SINGAPORE (Dow Jones)--Crude-oil prices hovered around their lowest levels in five weeks Thursday due to a stronger dollar and persisting worries over the U.S. economy.

On the New York Mercantile Exchange, light, sweet crude futures for delivery in September traded at $91.86 a barrel at 0728 GMT, down $0.07 in the Globex electronic session. September Brent crude on London's ICE Futures exchange rose $0.20 to $113.43 a barrel.

Crude climbed to an intraday high of $92.59 a barrel early in the session, before turning negative when Japanese authorities intervened in foreign exchange markets. The government plunged into the market at 0100 GMT via the Bank of Japan to curb speculative, excessive yen moves.

Separately, the Japanese central bank abruptly shortened its policy meeting, announcing it would now be limited to a single day and would wrap up Thursday afternoon. That has stoked speculation the central bank will announce policy-easing measures aimed at further diluting the yen.

"The U.S. dollar is getting stronger against the yen and the euro after the intervention...that is one of that factors driving oil down," Tokyo-based Newedge Japan commodity and derivatives sales manager Ken Hasegawa said.

Analysts expect Nymex crude contract to test the psychological level of $90 a barrel soon, as recent data indicate the possibility economic recovery in the U.S. is stalling. Both manufacturing and nonmanufacturing sectors grew at a slower-than-expected pace last month, indicating a strong recovery in the third quarter is unlikely.

"Sentiment is still very bearish as the economic situations in Europe and the U.S. are weak," Mizuho Securities head of commodity derivatives customer development Takumi Otsuka said. "We'll focus on U.S. economic data later this week."

The U.S. is scheduled to release weekly jobless claims figures later Thursday and monthly nonfarm payrolls Friday.
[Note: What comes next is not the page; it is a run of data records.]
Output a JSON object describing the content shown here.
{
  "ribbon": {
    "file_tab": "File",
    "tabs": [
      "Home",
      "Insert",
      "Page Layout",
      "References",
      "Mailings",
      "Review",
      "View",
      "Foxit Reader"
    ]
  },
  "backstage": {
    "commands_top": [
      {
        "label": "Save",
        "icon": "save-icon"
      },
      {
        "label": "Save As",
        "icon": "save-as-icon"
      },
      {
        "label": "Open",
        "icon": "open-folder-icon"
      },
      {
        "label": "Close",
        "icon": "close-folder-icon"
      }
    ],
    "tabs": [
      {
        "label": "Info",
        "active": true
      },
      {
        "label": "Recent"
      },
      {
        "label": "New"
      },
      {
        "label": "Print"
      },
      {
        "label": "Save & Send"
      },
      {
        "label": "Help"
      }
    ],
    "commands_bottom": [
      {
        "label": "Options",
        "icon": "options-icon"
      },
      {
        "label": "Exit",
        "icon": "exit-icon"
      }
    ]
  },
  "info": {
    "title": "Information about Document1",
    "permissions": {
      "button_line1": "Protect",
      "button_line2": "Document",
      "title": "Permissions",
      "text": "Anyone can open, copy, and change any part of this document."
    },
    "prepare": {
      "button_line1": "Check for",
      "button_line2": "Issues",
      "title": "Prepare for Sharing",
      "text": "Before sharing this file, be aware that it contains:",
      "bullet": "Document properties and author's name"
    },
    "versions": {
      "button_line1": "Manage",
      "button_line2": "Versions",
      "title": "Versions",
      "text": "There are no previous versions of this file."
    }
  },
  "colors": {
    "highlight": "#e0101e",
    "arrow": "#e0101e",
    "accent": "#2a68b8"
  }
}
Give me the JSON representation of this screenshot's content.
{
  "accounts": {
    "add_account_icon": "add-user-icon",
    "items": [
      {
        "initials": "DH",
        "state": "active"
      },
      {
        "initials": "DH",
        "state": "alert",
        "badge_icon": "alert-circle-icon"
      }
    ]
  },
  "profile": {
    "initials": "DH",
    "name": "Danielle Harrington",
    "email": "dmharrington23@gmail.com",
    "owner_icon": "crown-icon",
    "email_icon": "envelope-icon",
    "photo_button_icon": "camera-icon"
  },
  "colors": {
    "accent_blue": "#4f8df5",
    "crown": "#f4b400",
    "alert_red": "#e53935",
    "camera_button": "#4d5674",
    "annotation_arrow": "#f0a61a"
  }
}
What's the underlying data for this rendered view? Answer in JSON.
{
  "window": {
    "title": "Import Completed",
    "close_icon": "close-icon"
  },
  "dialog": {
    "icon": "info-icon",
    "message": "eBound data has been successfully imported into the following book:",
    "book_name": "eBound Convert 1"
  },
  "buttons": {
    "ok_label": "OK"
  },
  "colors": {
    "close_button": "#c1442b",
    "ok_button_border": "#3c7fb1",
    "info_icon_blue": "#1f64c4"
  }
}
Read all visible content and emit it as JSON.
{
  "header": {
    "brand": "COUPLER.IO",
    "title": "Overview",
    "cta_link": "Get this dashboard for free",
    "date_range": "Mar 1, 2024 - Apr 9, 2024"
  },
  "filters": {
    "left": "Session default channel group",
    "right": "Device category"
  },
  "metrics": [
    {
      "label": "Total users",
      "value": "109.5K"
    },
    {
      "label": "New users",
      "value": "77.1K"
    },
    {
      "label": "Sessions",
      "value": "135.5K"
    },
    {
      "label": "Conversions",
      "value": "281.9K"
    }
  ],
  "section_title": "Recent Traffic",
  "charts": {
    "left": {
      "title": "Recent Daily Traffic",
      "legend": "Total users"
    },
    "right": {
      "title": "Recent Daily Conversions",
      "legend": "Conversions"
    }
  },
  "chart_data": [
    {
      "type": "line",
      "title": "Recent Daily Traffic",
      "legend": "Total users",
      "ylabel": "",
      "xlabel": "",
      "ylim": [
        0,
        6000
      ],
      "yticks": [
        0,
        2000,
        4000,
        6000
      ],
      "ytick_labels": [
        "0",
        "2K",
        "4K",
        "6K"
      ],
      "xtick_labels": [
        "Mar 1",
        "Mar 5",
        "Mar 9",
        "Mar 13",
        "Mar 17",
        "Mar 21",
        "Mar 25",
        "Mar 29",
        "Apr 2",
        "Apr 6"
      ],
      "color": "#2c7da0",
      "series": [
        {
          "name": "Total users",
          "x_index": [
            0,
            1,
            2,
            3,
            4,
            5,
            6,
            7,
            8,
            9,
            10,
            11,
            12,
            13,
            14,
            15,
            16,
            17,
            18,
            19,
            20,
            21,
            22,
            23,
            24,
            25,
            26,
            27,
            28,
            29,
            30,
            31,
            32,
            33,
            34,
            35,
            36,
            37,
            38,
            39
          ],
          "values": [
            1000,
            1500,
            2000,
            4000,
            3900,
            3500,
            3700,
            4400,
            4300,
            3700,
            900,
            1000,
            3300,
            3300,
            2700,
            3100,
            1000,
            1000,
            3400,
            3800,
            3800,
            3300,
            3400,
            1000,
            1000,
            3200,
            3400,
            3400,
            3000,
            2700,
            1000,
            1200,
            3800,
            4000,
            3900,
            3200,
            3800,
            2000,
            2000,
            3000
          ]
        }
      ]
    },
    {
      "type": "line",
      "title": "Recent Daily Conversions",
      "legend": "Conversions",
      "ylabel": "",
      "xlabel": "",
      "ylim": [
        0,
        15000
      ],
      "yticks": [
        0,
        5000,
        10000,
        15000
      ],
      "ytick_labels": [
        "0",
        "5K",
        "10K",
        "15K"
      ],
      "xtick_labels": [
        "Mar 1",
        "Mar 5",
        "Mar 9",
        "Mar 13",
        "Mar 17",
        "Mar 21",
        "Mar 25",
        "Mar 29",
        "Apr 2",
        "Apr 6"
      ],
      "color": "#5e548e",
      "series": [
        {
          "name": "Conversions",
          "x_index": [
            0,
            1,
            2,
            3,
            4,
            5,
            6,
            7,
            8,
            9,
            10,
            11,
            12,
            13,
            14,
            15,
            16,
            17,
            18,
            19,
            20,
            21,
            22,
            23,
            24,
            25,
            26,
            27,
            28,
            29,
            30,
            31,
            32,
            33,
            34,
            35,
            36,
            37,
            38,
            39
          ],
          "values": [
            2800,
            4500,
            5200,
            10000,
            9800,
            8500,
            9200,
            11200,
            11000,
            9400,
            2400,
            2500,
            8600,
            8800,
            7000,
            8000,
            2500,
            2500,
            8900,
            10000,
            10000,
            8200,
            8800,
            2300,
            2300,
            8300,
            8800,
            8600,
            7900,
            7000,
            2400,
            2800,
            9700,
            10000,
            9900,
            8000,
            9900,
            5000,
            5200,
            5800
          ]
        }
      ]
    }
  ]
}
Economists surveyed by Dow Jones Newswires expect jobless claims to have risen by 7,000 and payrolls by 75,000, while forecasting the July unemployment rate to have stayed at 9.2%.

"If those results are more bearish than thought, the Nymex may fall to $85," said Hasegawa.

Nymex reformulated gasoline blendstock for September--the benchmark gasoline contract--fell 83 points to $2.9230 a gallon, while September heating oil traded at $3.0249, 60 points higher.

ICE gasoil for August changed hands at $950.25 a metric ton, down $4.00 from Wednesday's settlement.